WFQY
- Brandon, Mississippi; United States;
- Broadcast area: Jackson, Mississippi
- Frequency: 970 kHz

Programming
- Format: urban gospel

Ownership
- Owner: Rainey Radio; (Jackson Radio LLC);
- Sister stations: WJMF-LD, WZQK

History
- First air date: 1960s (as WRKN)
- Former call signs: WRKN (1960s-2005) WZQK (2005–2008) WJFN (2008–2012)

Technical information
- Licensing authority: FCC
- Facility ID: 54820
- Class: D
- Power: 350 watts (day) 90 watts (night)
- Transmitter coordinates: 32°16′26″N 90°0′49″W﻿ / ﻿32.27389°N 90.01361°W
- Translator: 99.1 W256BL (Ridgeland)

Links
- Public license information: Public file; LMS;

= WFQY =

WFQY is an urban gospel radio station, licensed to Brandon, Mississippi and serving the Jackson, Mississippi area.

== History ==
From July 2019 to June 2020, WFQY has been simulcasting WJMF-LP (87-7 The Bridge), one of many "Franken-FMs" the FCC had ordered to cease broadcasting by July 2021.
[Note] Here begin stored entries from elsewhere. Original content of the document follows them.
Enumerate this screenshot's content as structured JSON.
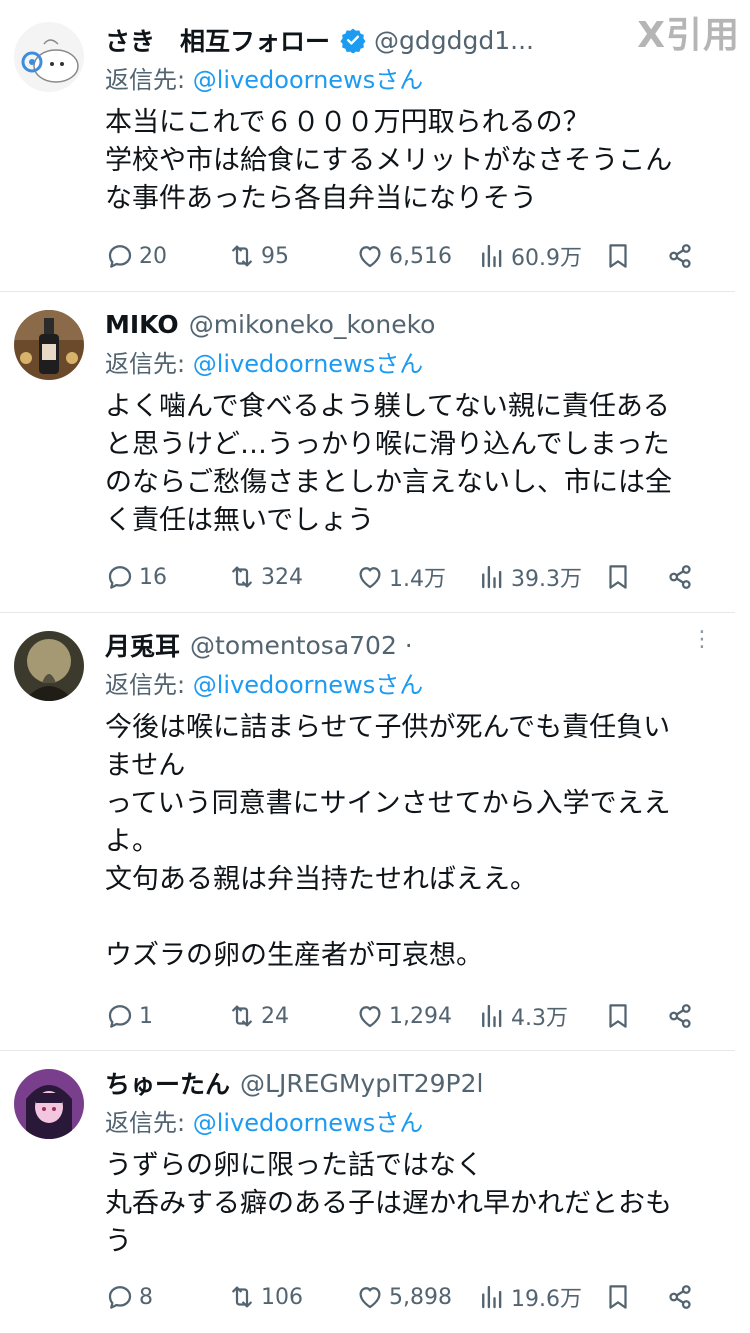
{
  "watermark": "X引用",
  "reply_prefix": "返信先:",
  "tweets": [
    {
      "name": "さき　相互フォロー",
      "verified": true,
      "handle": "@gdgdgd1...",
      "reply_to": "@livedoornewsさん",
      "text": "本当にこれで６０００万円取られるの？\n学校や市は給食にするメリットがなさそうこん\nな事件あったら各自弁当になりそう",
      "stats": {
        "replies": "20",
        "retweets": "95",
        "likes": "6,516",
        "views": "60.9万"
      },
      "avatar_colors": {
        "bg": "#f4f4f4",
        "fg": "#3d8ce0"
      }
    },
    {
      "name": "MIKO",
      "verified": false,
      "handle": "@mikoneko_koneko",
      "reply_to": "@livedoornewsさん",
      "text": "よく噛んで食べるよう躾してない親に責任ある\nと思うけど…うっかり喉に滑り込んでしまった\nのならご愁傷さまとしか言えないし、市には全\nく責任は無いでしょう",
      "stats": {
        "replies": "16",
        "retweets": "324",
        "likes": "1.4万",
        "views": "39.3万"
      },
      "avatar_colors": {
        "bg": "#6b4a2c",
        "fg": "#e8d9c6"
      }
    },
    {
      "name": "月兎耳",
      "verified": false,
      "handle": "@tomentosa702 ·",
      "reply_to": "@livedoornewsさん",
      "text": "今後は喉に詰まらせて子供が死んでも責任負い\nません\nっていう同意書にサインさせてから入学でええ\nよ。\n文句ある親は弁当持たせればええ。\n\nウズラの卵の生産者が可哀想。",
      "stats": {
        "replies": "1",
        "retweets": "24",
        "likes": "1,294",
        "views": "4.3万"
      },
      "avatar_colors": {
        "bg": "#3c3a2c",
        "fg": "#c7b98a"
      }
    },
    {
      "name": "ちゅーたん",
      "verified": false,
      "handle": "@LJREGMypIT29P2l",
      "reply_to": "@livedoornewsさん",
      "text": "うずらの卵に限った話ではなく\n丸呑みする癖のある子は遅かれ早かれだとおも\nう",
      "stats": {
        "replies": "8",
        "retweets": "106",
        "likes": "5,898",
        "views": "19.6万"
      },
      "avatar_colors": {
        "bg": "#7a3f8c",
        "fg": "#f3c6e0"
      }
    }
  ],
  "colors": {
    "text": "#0f1419",
    "muted": "#536471",
    "link": "#1d9bf0",
    "verified": "#1d9bf0"
  }
}
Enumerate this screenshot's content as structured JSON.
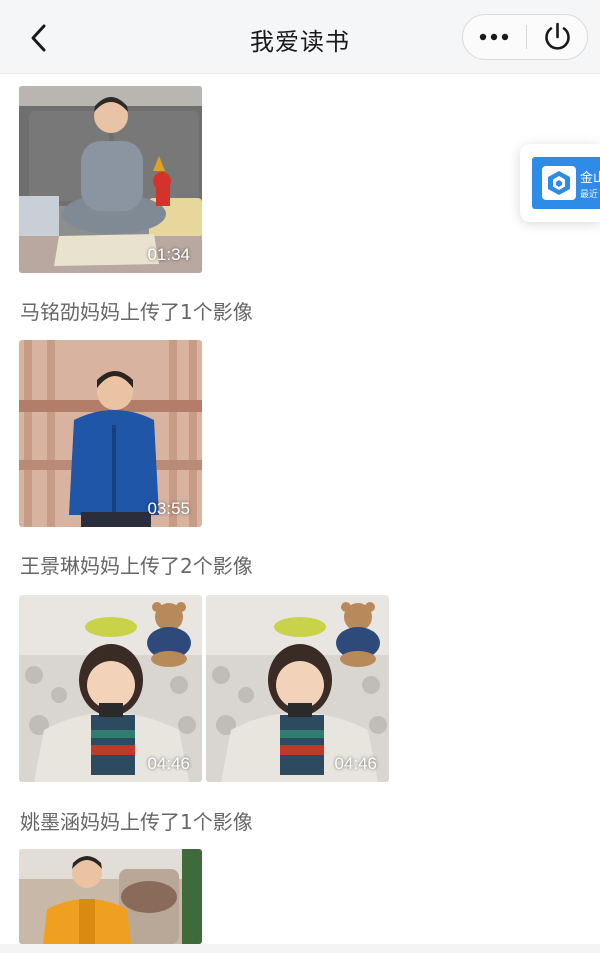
{
  "navbar": {
    "title": "我爱读书",
    "back_icon": "chevron-left-icon",
    "more_icon": "more-dots-icon",
    "power_icon": "power-icon"
  },
  "feed": {
    "items": [
      {
        "duration": "01:34"
      },
      {
        "caption": "马铭劭妈妈上传了1个影像",
        "duration": "03:55"
      },
      {
        "caption": "王景琳妈妈上传了2个影像",
        "durations": [
          "04:46",
          "04:46"
        ]
      },
      {
        "caption": "姚墨涵妈妈上传了1个影像"
      }
    ]
  },
  "floating_card": {
    "title": "金山",
    "subtitle": "最近"
  },
  "colors": {
    "navbar_bg": "#f5f6f8",
    "caption_text": "#666666",
    "card_blue": "#2f8be8"
  }
}
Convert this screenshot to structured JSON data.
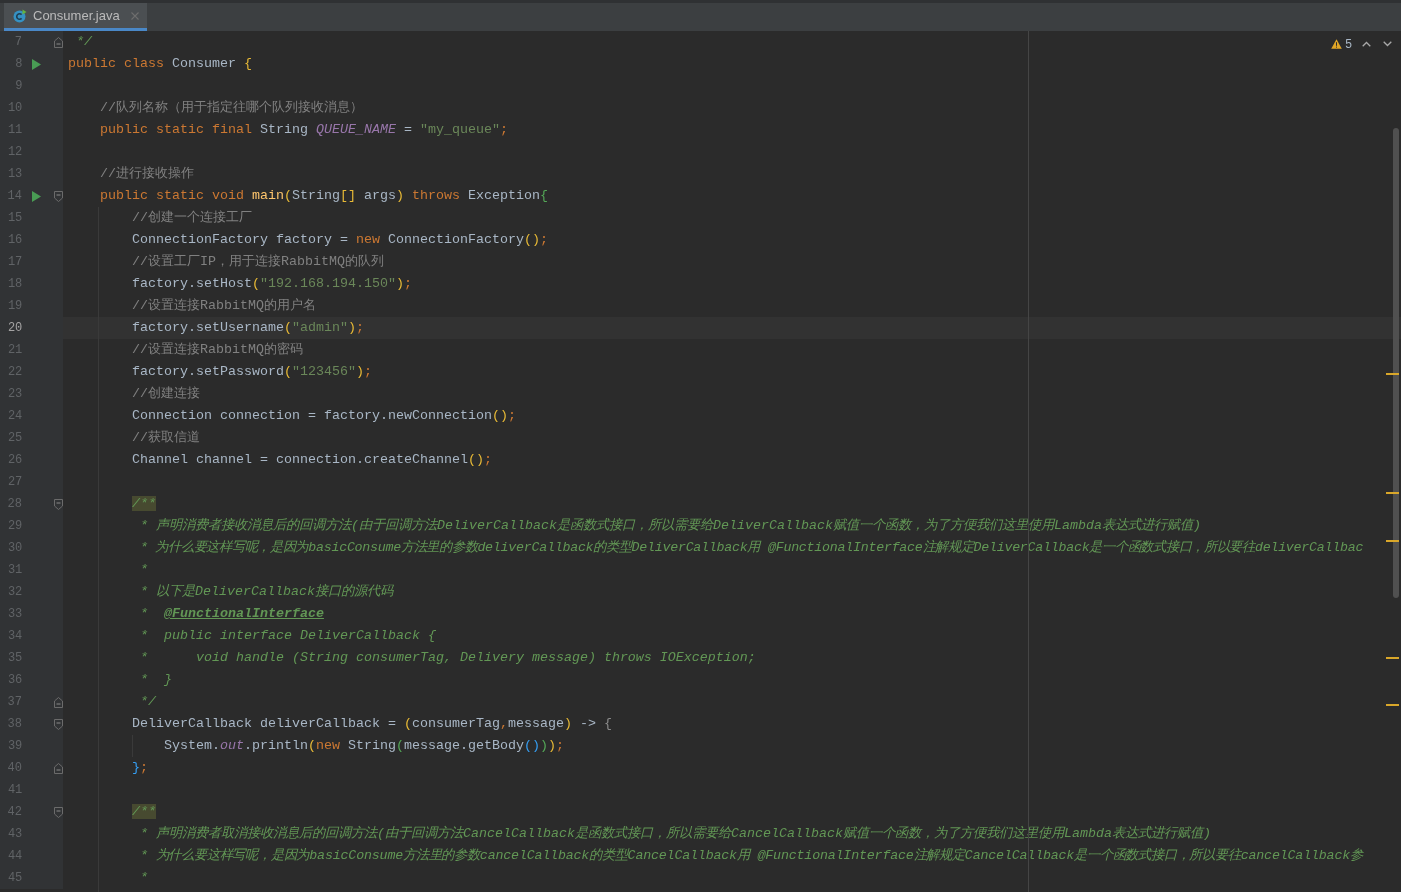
{
  "tabs": [
    {
      "label": "Consumer.java",
      "selected": true
    }
  ],
  "inspections": {
    "warning_count": "5"
  },
  "lines": [
    {
      "number": "7",
      "selected": false,
      "run": false,
      "fold_start": false,
      "fold_end": true,
      "tokens": [
        {
          "text": " */",
          "kind": "doc"
        }
      ]
    },
    {
      "number": "8",
      "selected": false,
      "run": true,
      "fold_start": false,
      "fold_end": false,
      "tokens": [
        {
          "text": "public class",
          "kind": "keyword"
        },
        {
          "text": " Consumer ",
          "kind": "plain"
        },
        {
          "text": "{",
          "kind": "bracket1"
        }
      ]
    },
    {
      "number": "9",
      "selected": false,
      "run": false,
      "fold_start": false,
      "fold_end": false
    },
    {
      "number": "10",
      "selected": false,
      "run": false,
      "fold_start": false,
      "fold_end": false,
      "tokens": [
        {
          "text": "    //队列名称（用于指定往哪个队列接收消息）",
          "kind": "comment"
        }
      ]
    },
    {
      "number": "11",
      "selected": false,
      "run": false,
      "fold_start": false,
      "fold_end": false,
      "tokens": [
        {
          "text": "    public static final",
          "kind": "keyword"
        },
        {
          "text": " String ",
          "kind": "plain"
        },
        {
          "text": "QUEUE_NAME",
          "kind": "field"
        },
        {
          "text": " = ",
          "kind": "plain"
        },
        {
          "text": "\"my_queue\"",
          "kind": "string"
        },
        {
          "text": ";",
          "kind": "punct"
        }
      ]
    },
    {
      "number": "12",
      "selected": false,
      "run": false,
      "fold_start": false,
      "fold_end": false
    },
    {
      "number": "13",
      "selected": false,
      "run": false,
      "fold_start": false,
      "fold_end": false,
      "tokens": [
        {
          "text": "    //进行接收操作",
          "kind": "comment"
        }
      ]
    },
    {
      "number": "14",
      "selected": false,
      "run": true,
      "fold_start": true,
      "fold_end": false,
      "tokens": [
        {
          "text": "    public static void ",
          "kind": "keyword"
        },
        {
          "text": "main",
          "kind": "method"
        },
        {
          "text": "(",
          "kind": "bracket1"
        },
        {
          "text": "String",
          "kind": "plain"
        },
        {
          "text": "[]",
          "kind": "bracket1"
        },
        {
          "text": " args",
          "kind": "plain"
        },
        {
          "text": ")",
          "kind": "bracket1"
        },
        {
          "text": " throws",
          "kind": "keyword"
        },
        {
          "text": " Exception",
          "kind": "plain"
        },
        {
          "text": "{",
          "kind": "bracket2"
        }
      ]
    },
    {
      "number": "15",
      "selected": false,
      "run": false,
      "fold_start": false,
      "fold_end": false,
      "tokens": [
        {
          "text": "        //创建一个连接工厂",
          "kind": "comment"
        }
      ]
    },
    {
      "number": "16",
      "selected": false,
      "run": false,
      "fold_start": false,
      "fold_end": false,
      "tokens": [
        {
          "text": "        ConnectionFactory factory = ",
          "kind": "plain"
        },
        {
          "text": "new",
          "kind": "keyword"
        },
        {
          "text": " ConnectionFactory",
          "kind": "plain"
        },
        {
          "text": "()",
          "kind": "bracket1"
        },
        {
          "text": ";",
          "kind": "punct"
        }
      ]
    },
    {
      "number": "17",
      "selected": false,
      "run": false,
      "fold_start": false,
      "fold_end": false,
      "tokens": [
        {
          "text": "        //设置工厂IP，用于连接RabbitMQ的队列",
          "kind": "comment"
        }
      ]
    },
    {
      "number": "18",
      "selected": false,
      "run": false,
      "fold_start": false,
      "fold_end": false,
      "tokens": [
        {
          "text": "        factory.setHost",
          "kind": "plain"
        },
        {
          "text": "(",
          "kind": "bracket1"
        },
        {
          "text": "\"192.168.194.150\"",
          "kind": "string"
        },
        {
          "text": ")",
          "kind": "bracket1"
        },
        {
          "text": ";",
          "kind": "punct"
        }
      ]
    },
    {
      "number": "19",
      "selected": false,
      "run": false,
      "fold_start": false,
      "fold_end": false,
      "tokens": [
        {
          "text": "        //设置连接RabbitMQ的用户名",
          "kind": "comment"
        }
      ]
    },
    {
      "number": "20",
      "selected": true,
      "run": false,
      "fold_start": false,
      "fold_end": false,
      "tokens": [
        {
          "text": "        factory.setUsername",
          "kind": "plain"
        },
        {
          "text": "(",
          "kind": "bracket1"
        },
        {
          "text": "\"admin\"",
          "kind": "string"
        },
        {
          "text": ")",
          "kind": "bracket1"
        },
        {
          "text": ";",
          "kind": "punct"
        }
      ]
    },
    {
      "number": "21",
      "selected": false,
      "run": false,
      "fold_start": false,
      "fold_end": false,
      "tokens": [
        {
          "text": "        //设置连接RabbitMQ的密码",
          "kind": "comment"
        }
      ]
    },
    {
      "number": "22",
      "selected": false,
      "run": false,
      "fold_start": false,
      "fold_end": false,
      "tokens": [
        {
          "text": "        factory.setPassword",
          "kind": "plain"
        },
        {
          "text": "(",
          "kind": "bracket1"
        },
        {
          "text": "\"123456\"",
          "kind": "string"
        },
        {
          "text": ")",
          "kind": "bracket1"
        },
        {
          "text": ";",
          "kind": "punct"
        }
      ]
    },
    {
      "number": "23",
      "selected": false,
      "run": false,
      "fold_start": false,
      "fold_end": false,
      "tokens": [
        {
          "text": "        //创建连接",
          "kind": "comment"
        }
      ]
    },
    {
      "number": "24",
      "selected": false,
      "run": false,
      "fold_start": false,
      "fold_end": false,
      "tokens": [
        {
          "text": "        Connection connection = factory.newConnection",
          "kind": "plain"
        },
        {
          "text": "()",
          "kind": "bracket1"
        },
        {
          "text": ";",
          "kind": "punct"
        }
      ]
    },
    {
      "number": "25",
      "selected": false,
      "run": false,
      "fold_start": false,
      "fold_end": false,
      "tokens": [
        {
          "text": "        //获取信道",
          "kind": "comment"
        }
      ]
    },
    {
      "number": "26",
      "selected": false,
      "run": false,
      "fold_start": false,
      "fold_end": false,
      "tokens": [
        {
          "text": "        Channel channel = connection.createChannel",
          "kind": "plain"
        },
        {
          "text": "()",
          "kind": "bracket1"
        },
        {
          "text": ";",
          "kind": "punct"
        }
      ]
    },
    {
      "number": "27",
      "selected": false,
      "run": false,
      "fold_start": false,
      "fold_end": false
    },
    {
      "number": "28",
      "selected": false,
      "run": false,
      "fold_start": true,
      "fold_end": false,
      "tokens": [
        {
          "text": "        /**",
          "kind": "doc_open"
        }
      ]
    },
    {
      "number": "29",
      "selected": false,
      "run": false,
      "fold_start": false,
      "fold_end": false,
      "tokens": [
        {
          "text": "         * 声明消费者接收消息后的回调方法(由于回调方法DeliverCallback是函数式接口，所以需要给DeliverCallback赋值一个函数，为了方便我们这里使用Lambda表达式进行赋值)",
          "kind": "doc"
        }
      ]
    },
    {
      "number": "30",
      "selected": false,
      "run": false,
      "fold_start": false,
      "fold_end": false,
      "tokens": [
        {
          "text": "         * 为什么要这样写呢，是因为basicConsume方法里的参数deliverCallback的类型DeliverCallback用 @FunctionalInterface注解规定DeliverCallback是一个函数式接口，所以要往deliverCallbac",
          "kind": "doc"
        }
      ]
    },
    {
      "number": "31",
      "selected": false,
      "run": false,
      "fold_start": false,
      "fold_end": false,
      "tokens": [
        {
          "text": "         *",
          "kind": "doc"
        }
      ]
    },
    {
      "number": "32",
      "selected": false,
      "run": false,
      "fold_start": false,
      "fold_end": false,
      "tokens": [
        {
          "text": "         * 以下是DeliverCallback接口的源代码",
          "kind": "doc"
        }
      ]
    },
    {
      "number": "33",
      "selected": false,
      "run": false,
      "fold_start": false,
      "fold_end": false,
      "tokens": [
        {
          "text": "         *  ",
          "kind": "doc"
        },
        {
          "text": "@FunctionalInterface",
          "kind": "doc_tag"
        }
      ]
    },
    {
      "number": "34",
      "selected": false,
      "run": false,
      "fold_start": false,
      "fold_end": false,
      "tokens": [
        {
          "text": "         *  public interface DeliverCallback {",
          "kind": "doc"
        }
      ]
    },
    {
      "number": "35",
      "selected": false,
      "run": false,
      "fold_start": false,
      "fold_end": false,
      "tokens": [
        {
          "text": "         *      void handle (String consumerTag, Delivery message) throws IOException;",
          "kind": "doc"
        }
      ]
    },
    {
      "number": "36",
      "selected": false,
      "run": false,
      "fold_start": false,
      "fold_end": false,
      "tokens": [
        {
          "text": "         *  }",
          "kind": "doc"
        }
      ]
    },
    {
      "number": "37",
      "selected": false,
      "run": false,
      "fold_start": false,
      "fold_end": true,
      "tokens": [
        {
          "text": "         */",
          "kind": "doc"
        }
      ]
    },
    {
      "number": "38",
      "selected": false,
      "run": false,
      "fold_start": true,
      "fold_end": false,
      "tokens": [
        {
          "text": "        DeliverCallback deliverCallback = ",
          "kind": "plain"
        },
        {
          "text": "(",
          "kind": "bracket1"
        },
        {
          "text": "consumerTag",
          "kind": "plain"
        },
        {
          "text": ",",
          "kind": "punct"
        },
        {
          "text": "message",
          "kind": "plain"
        },
        {
          "text": ")",
          "kind": "bracket1"
        },
        {
          "text": " -> ",
          "kind": "plain"
        },
        {
          "text": "{",
          "kind": "muted"
        }
      ]
    },
    {
      "number": "39",
      "selected": false,
      "run": false,
      "fold_start": false,
      "fold_end": false,
      "tokens": [
        {
          "text": "            System.",
          "kind": "plain"
        },
        {
          "text": "out",
          "kind": "field"
        },
        {
          "text": ".println",
          "kind": "plain"
        },
        {
          "text": "(",
          "kind": "bracket1"
        },
        {
          "text": "new",
          "kind": "keyword"
        },
        {
          "text": " String",
          "kind": "plain"
        },
        {
          "text": "(",
          "kind": "bracket2"
        },
        {
          "text": "message.getBody",
          "kind": "plain"
        },
        {
          "text": "()",
          "kind": "bracket3"
        },
        {
          "text": ")",
          "kind": "bracket2"
        },
        {
          "text": ")",
          "kind": "bracket1"
        },
        {
          "text": ";",
          "kind": "punct"
        }
      ]
    },
    {
      "number": "40",
      "selected": false,
      "run": false,
      "fold_start": false,
      "fold_end": true,
      "tokens": [
        {
          "text": "        }",
          "kind": "bracket3"
        },
        {
          "text": ";",
          "kind": "punct"
        }
      ]
    },
    {
      "number": "41",
      "selected": false,
      "run": false,
      "fold_start": false,
      "fold_end": false
    },
    {
      "number": "42",
      "selected": false,
      "run": false,
      "fold_start": true,
      "fold_end": false,
      "tokens": [
        {
          "text": "        /**",
          "kind": "doc_open"
        }
      ]
    },
    {
      "number": "43",
      "selected": false,
      "run": false,
      "fold_start": false,
      "fold_end": false,
      "tokens": [
        {
          "text": "         * 声明消费者取消接收消息后的回调方法(由于回调方法CancelCallback是函数式接口，所以需要给CancelCallback赋值一个函数，为了方便我们这里使用Lambda表达式进行赋值)",
          "kind": "doc"
        }
      ]
    },
    {
      "number": "44",
      "selected": false,
      "run": false,
      "fold_start": false,
      "fold_end": false,
      "tokens": [
        {
          "text": "         * 为什么要这样写呢，是因为basicConsume方法里的参数cancelCallback的类型CancelCallback用 @FunctionalInterface注解规定CancelCallback是一个函数式接口，所以要往cancelCallback参",
          "kind": "doc"
        }
      ]
    },
    {
      "number": "45",
      "selected": false,
      "run": false,
      "fold_start": false,
      "fold_end": false,
      "tokens": [
        {
          "text": "         *",
          "kind": "doc"
        }
      ]
    }
  ]
}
The station began as WRKN in the late 1960s as a country station. Longtime owners were Roy and June Harris. For a short time the station had a 1950s-based oldies format and also had a country gospel format for while. In later years it simulcast its sister station WRJH 97.7 FM with a Southern Gospel format. After WRJH was sold, WRKN AM continued to operate with a Southern Gospel format. After the retirement of the owner the station emerged as an affiliate of the "Real Country" network with classic country with callsign WZQK.

On May 19, 2008, WZQK (Real Country 970) switched from classic country to all-sports. The station's callsign became WJFN. WJFN also operates a 99-watt translator on 99.1 FM (W256BL) located in Jackson, but is licensed to Ridgeland, Mississippi.

On April 5, 2012, WJFN changed its callsign to WFQY and on April 20, 2012, WFQY changed its format to classic hip hop, branded as BDay 99-1.

In July 2019 (after brief period of silence), WFQY resumed broadcasting, but was actually simulcasting WJMF-LP.

In June 2020, classic hip-hop returned to WFQY.

In August 2023, WFQY dropped classic hip-hop to simulcast WZQK. The classic hip-hop format (still branded BDay 99-1) has since moved online.

On April 19, 2024, WFQY ended its simulcast with WZQK and relaunched with urban gospel.